We visited September 2025
We spent 6 weeks travelling around Morocco in September 2025 and went into the trip fully planning to use public transport.
Mainly because everyone says you can.
And technically, you can.
Morocco's train system is genuinely good in parts. Cheap, straightforward, fairly comfortable and honestly easier than we expected at the start. We landed in Tangier, grabbed a taxi from the airport to our hotel, then spent a few days exploring the city mostly on foot and using local buses.
After that we got trains between Tangier, Asilah, Rabat and Casablanca and for that section of the trip, public transport made complete sense.
The trains were cheap enough that we barely thought about the cost, stations were easy to navigate and Jax actually loved the train journeys because he could properly look out the window instead of being strapped into a car for hours. We had snacks, downloaded films, card games, all the usual long-travel-parent survival tactics.
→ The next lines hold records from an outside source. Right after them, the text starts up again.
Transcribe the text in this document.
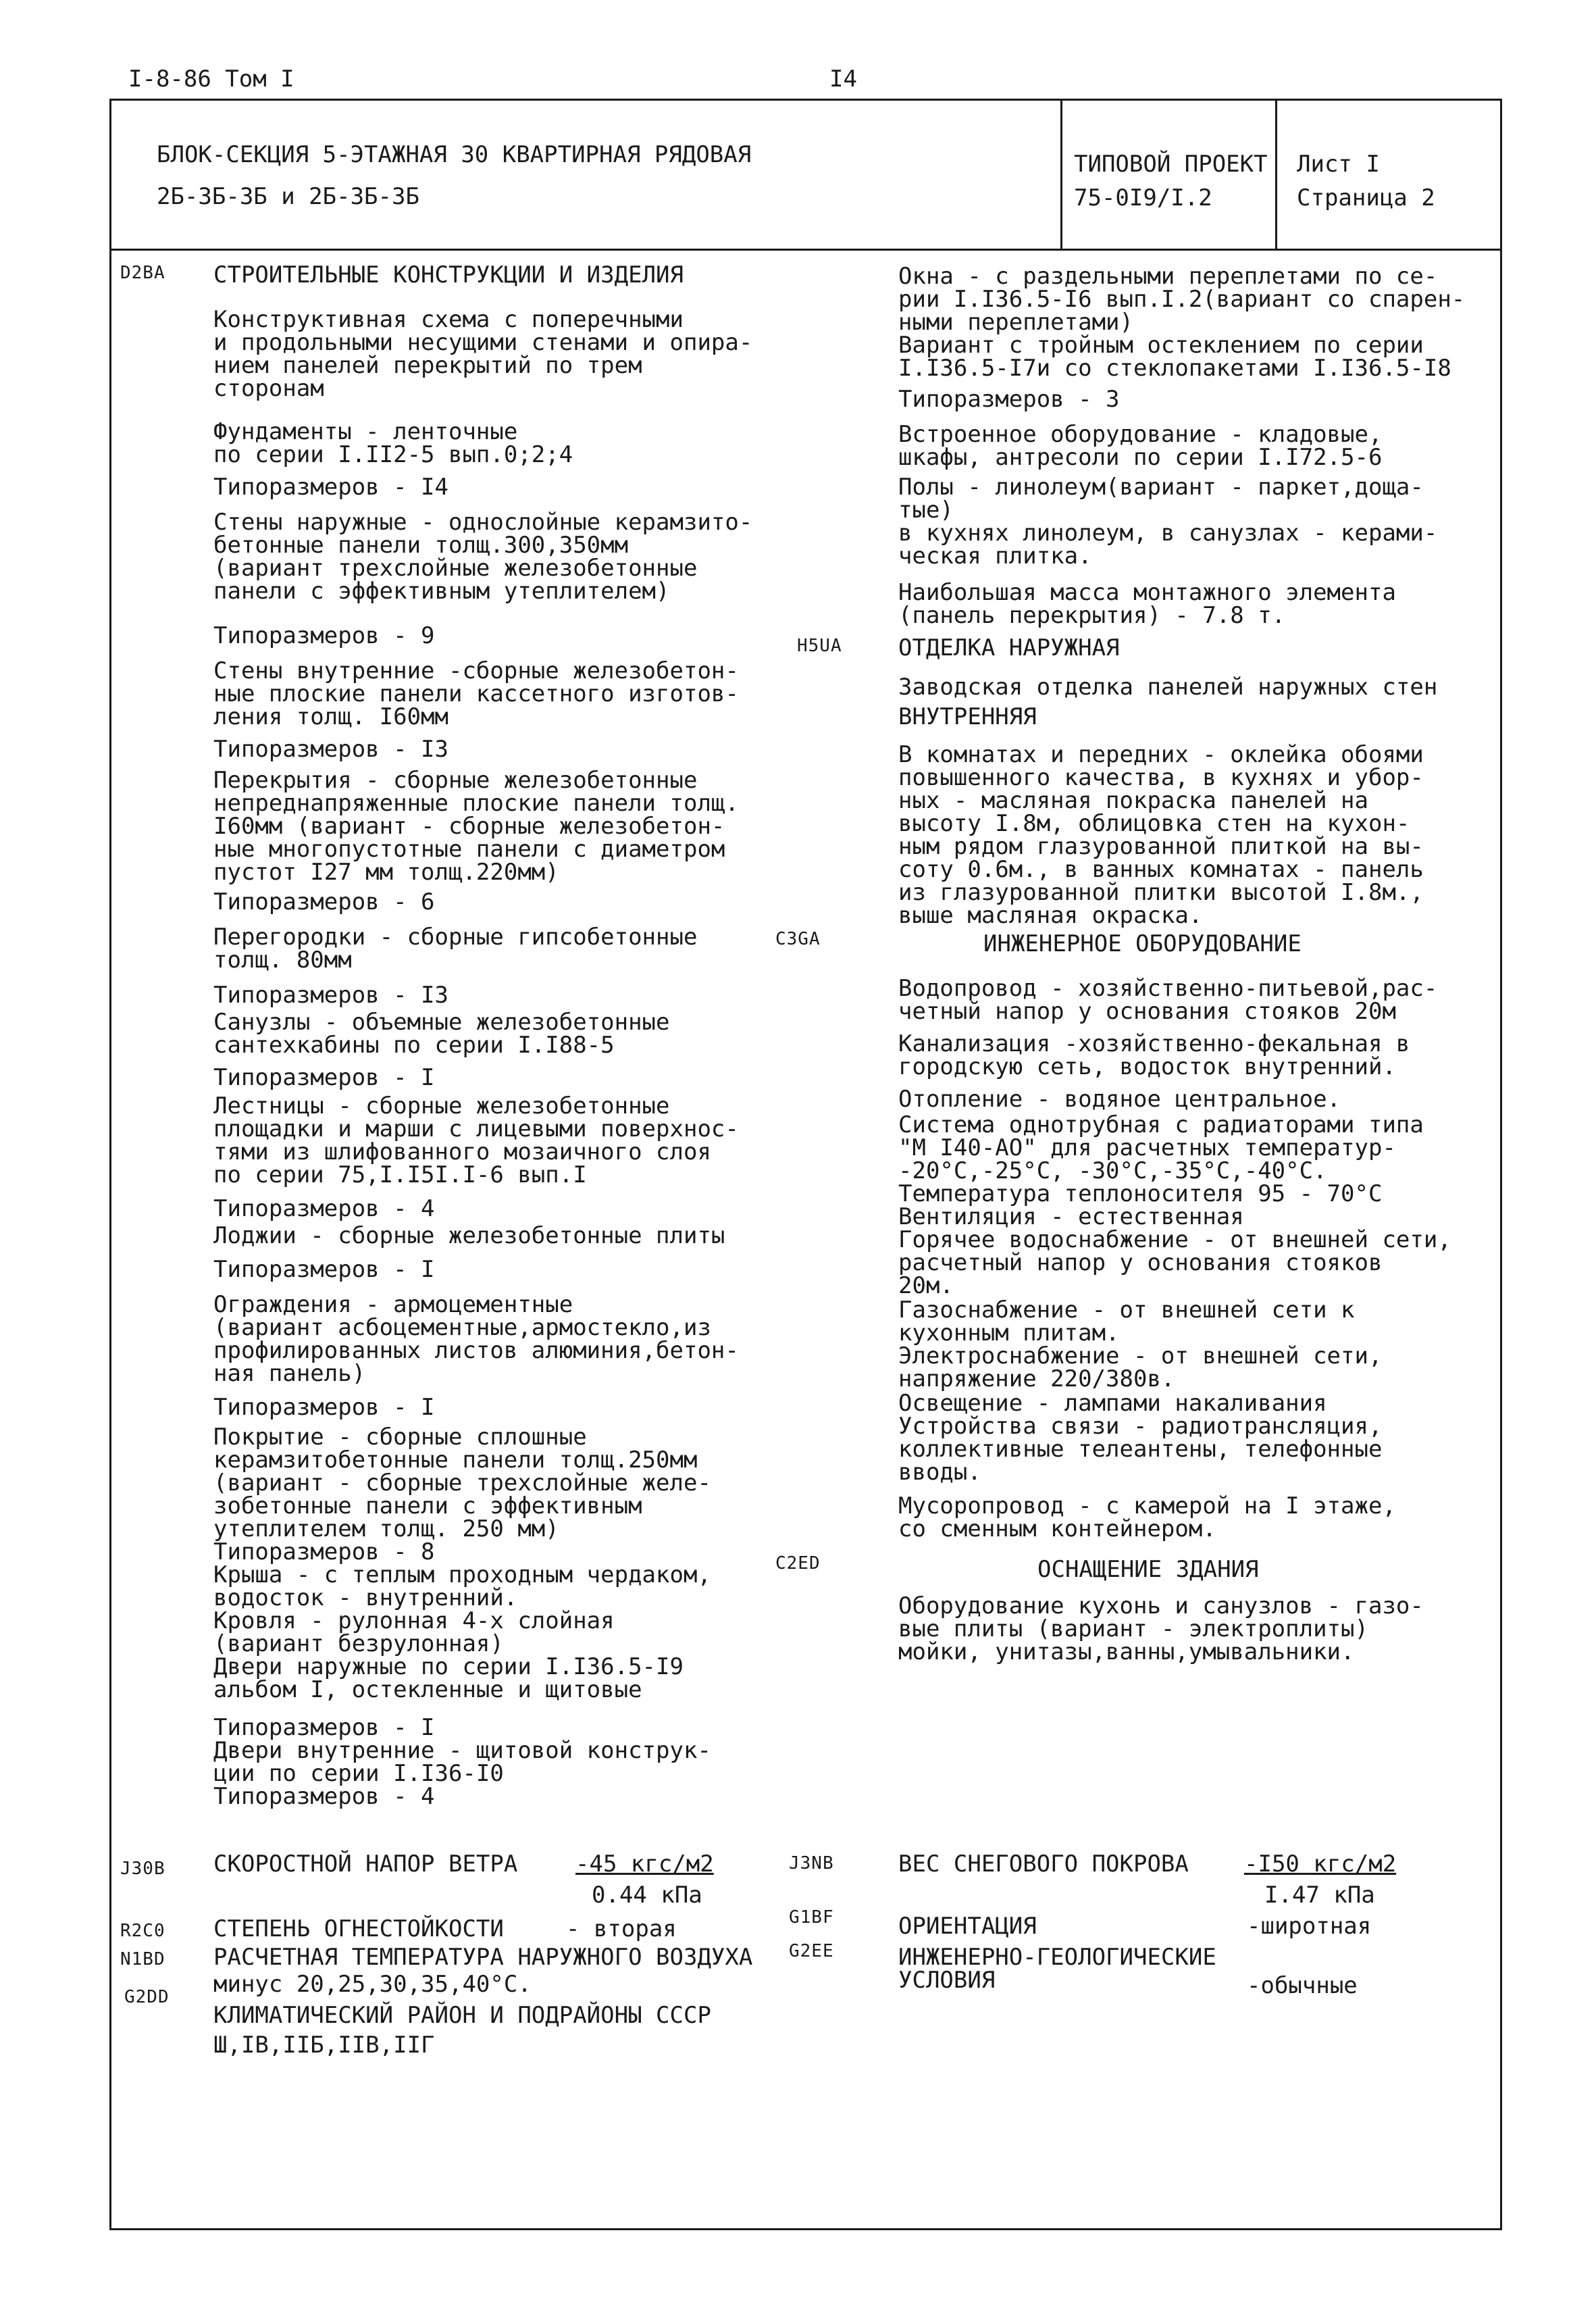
I-8-86 Том I	I4
БЛОК-СЕКЦИЯ 5-ЭТАЖНАЯ 30 КВАРТИРНАЯ РЯДОВАЯ
2Б-3Б-3Б и 2Б-3Б-3Б
ТИПОВОЙ ПРОЕКТ
75-0I9/I.2
Лист I
Страница 2
D2BA
H5UA
C3GA
C2ED
J30B
R2C0
N1BD
G2DD
J3NB
G1BF
G2EE
СТРОИТЕЛЬНЫЕ КОНСТРУКЦИИ И ИЗДЕЛИЯ
Конструктивная схема с поперечными
и продольными несущими стенами и опира-
нием панелей перекрытий по трем
сторонам
Фундаменты - ленточные
по серии I.II2-5 вып.0;2;4
Типоразмеров - I4
Стены наружные - однослойные керамзито-
бетонные панели толщ.300,350мм
(вариант трехслойные железобетонные
панели с эффективным утеплителем)
Типоразмеров - 9
Стены внутренние -сборные железобетон-
ные плоские панели кассетного изготов-
ления толщ. I60мм
Типоразмеров - I3
Перекрытия - сборные железобетонные
непреднапряженные плоские панели толщ.
I60мм (вариант - сборные железобетон-
ные многопустотные панели с диаметром
пустот I27 мм толщ.220мм)
Типоразмеров - 6
Перегородки - сборные гипсобетонные
толщ. 80мм
Типоразмеров - I3
Санузлы - объемные железобетонные
сантехкабины по серии I.I88-5
Типоразмеров - I
Лестницы - сборные железобетонные
площадки и марши с лицевыми поверхнос-
тями из шлифованного мозаичного слоя
по серии 75,I.I5I.I-6 вып.I
Типоразмеров - 4
Лоджии - сборные железобетонные плиты
Типоразмеров - I
Ограждения - армоцементные
(вариант асбоцементные,армостекло,из
профилированных листов алюминия,бетон-
ная панель)
Типоразмеров - I
Покрытие - сборные сплошные
керамзитобетонные панели толщ.250мм
(вариант - сборные трехслойные желе-
зобетонные панели с эффективным
утеплителем толщ. 250 мм)
Типоразмеров - 8
Крыша - с теплым проходным чердаком,
водосток - внутренний.
Кровля - рулонная 4-х слойная
(вариант безрулонная)
Двери наружные по серии I.I36.5-I9
альбом I, остекленные и щитовые
Типоразмеров - I
Двери внутренние - щитовой конструк-
ции по серии I.I36-I0
Типоразмеров - 4
Окна - с раздельными переплетами по се-
рии I.I36.5-I6 вып.I.2(вариант со спарен-
ными переплетами)
Вариант с тройным остеклением по серии
I.I36.5-I7и со стеклопакетами I.I36.5-I8
Типоразмеров - 3
Встроенное оборудование - кладовые,
шкафы, антресоли по серии I.I72.5-6
Полы - линолеум(вариант - паркет,доща-
тые)
в кухнях линолеум, в санузлах - керами-
ческая плитка.
Наибольшая масса монтажного элемента
(панель перекрытия) - 7.8 т.
ОТДЕЛКА НАРУЖНАЯ
Заводская отделка панелей наружных стен
ВНУТРЕННЯЯ
В комнатах и передних - оклейка обоями
повышенного качества, в кухнях и убор-
ных - масляная покраска панелей на
высоту I.8м, облицовка стен на кухон-
ным рядом глазурованной плиткой на вы-
соту 0.6м., в ванных комнатах - панель
из глазурованной плитки высотой I.8м.,
выше масляная окраска.
ИНЖЕНЕРНОЕ ОБОРУДОВАНИЕ
Водопровод - хозяйственно-питьевой,рас-
четный напор у основания стояков 20м
Канализация -хозяйственно-фекальная в
городскую сеть, водосток внутренний.
Отопление - водяное центральное.
Система однотрубная с радиаторами типа
"М I40-АО" для расчетных температур-
-20°С,-25°С, -30°С,-35°С,-40°С.
Температура теплоносителя 95 - 70°С
Вентиляция - естественная
Горячее водоснабжение - от внешней сети,
расчетный напор у основания стояков
20м.
Газоснабжение - от внешней сети к
кухонным плитам.
Электроснабжение - от внешней сети,
напряжение 220/380в.
Освещение - лампами накаливания
Устройства связи - радиотрансляция,
коллективные телеантены, телефонные
вводы.
Мусоропровод - с камерой на I этаже,
со сменным контейнером.
ОСНАЩЕНИЕ ЗДАНИЯ
Оборудование кухонь и санузлов - газо-
вые плиты (вариант - электроплиты)
мойки, унитазы,ванны,умывальники.
СКОРОСТНОЙ НАПОР ВЕТРА	-45 кгс/м2
0.44 кПа
СТЕПЕНЬ ОГНЕСТОЙКОСТИ	- вторая
РАСЧЕТНАЯ ТЕМПЕРАТУРА НАРУЖНОГО ВОЗДУХА
минус 20,25,30,35,40°С.
КЛИМАТИЧЕСКИЙ РАЙОН И ПОДРАЙОНЫ СССР
Ш,IВ,IIБ,IIВ,IIГ
ВЕС СНЕГОВОГО ПОКРОВА -I50 кгс/м2
I.47 кПа
ОРИЕНТАЦИЯ	-широтная
ИНЖЕНЕРНО-ГЕОЛОГИЧЕСКИЕ
УСЛОВИЯ	-обычные
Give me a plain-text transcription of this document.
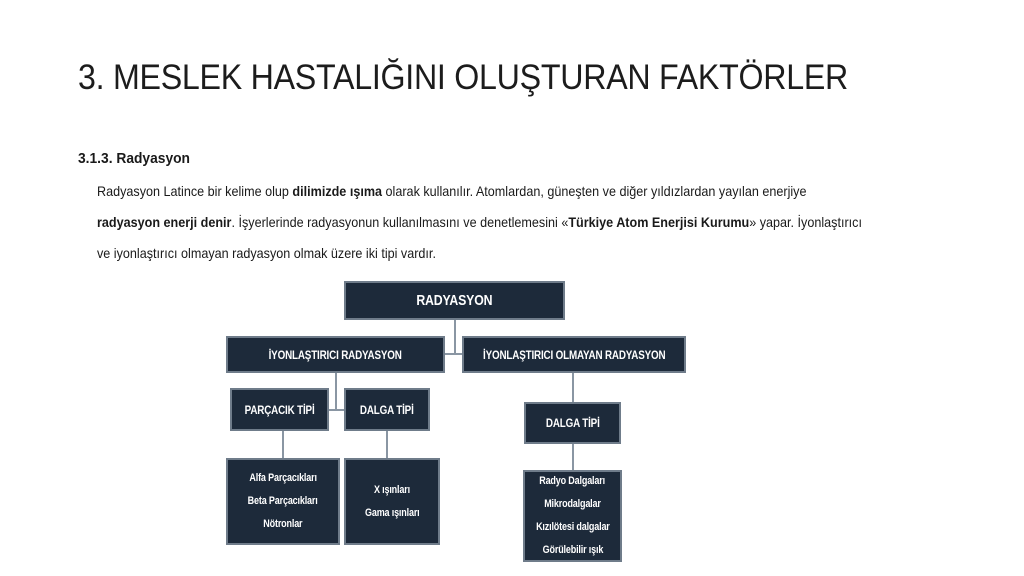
3. MESLEK HASTALIĞINI OLUŞTURAN FAKTÖRLER
3.1.3. Radyasyon
Radyasyon Latince bir kelime olup dilimizde ışıma olarak kullanılır. Atomlardan, güneşten ve diğer yıldızlardan yayılan enerjiye
radyasyon enerji denir. İşyerlerinde radyasyonun kullanılmasını ve denetlemesini «Türkiye Atom Enerjisi Kurumu» yapar. İyonlaştırıcı
ve iyonlaştırıcı olmayan radyasyon olmak üzere iki tipi vardır.
RADYASYON
İYONLAŞTIRICI RADYASYON	İYONLAŞTIRICI OLMAYAN RADYASYON
PARÇACIK TİPİ	DALGA TİPİ
DALGA TİPİ
Alfa Parçacıkları
Beta Parçacıkları
Nötronlar
X ışınları
Gama ışınları
Radyo Dalgaları
Mikrodalgalar
Kızılötesi dalgalar
Görülebilir ışık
For city-to-city travel along that route, we honestly thought we'd cracked Morocco.
Then we started planning the next section properly.

The problem wasn't the trains themselves. It was everything after the trains.
We realised pretty quickly that once you leave the main connected cities, things get awkward fast. Especially as a family.
Essaouira was the first point where we paused a bit. The station situation wasn't ideal for where we actually wanted to stay near the beach and port, and then when we looked ahead to Imsouane it got even more complicated because there isn't a train station there at all.
So suddenly we were trying to work out buses, transfer points, luggage, timings, delays, taxi prices at the other end, and whether we really wanted to spend six weeks dragging backpacks on and off different forms of transport in the heat.
And honestly, we didn't.
Particularly with our route involving the Sahara Desert later on.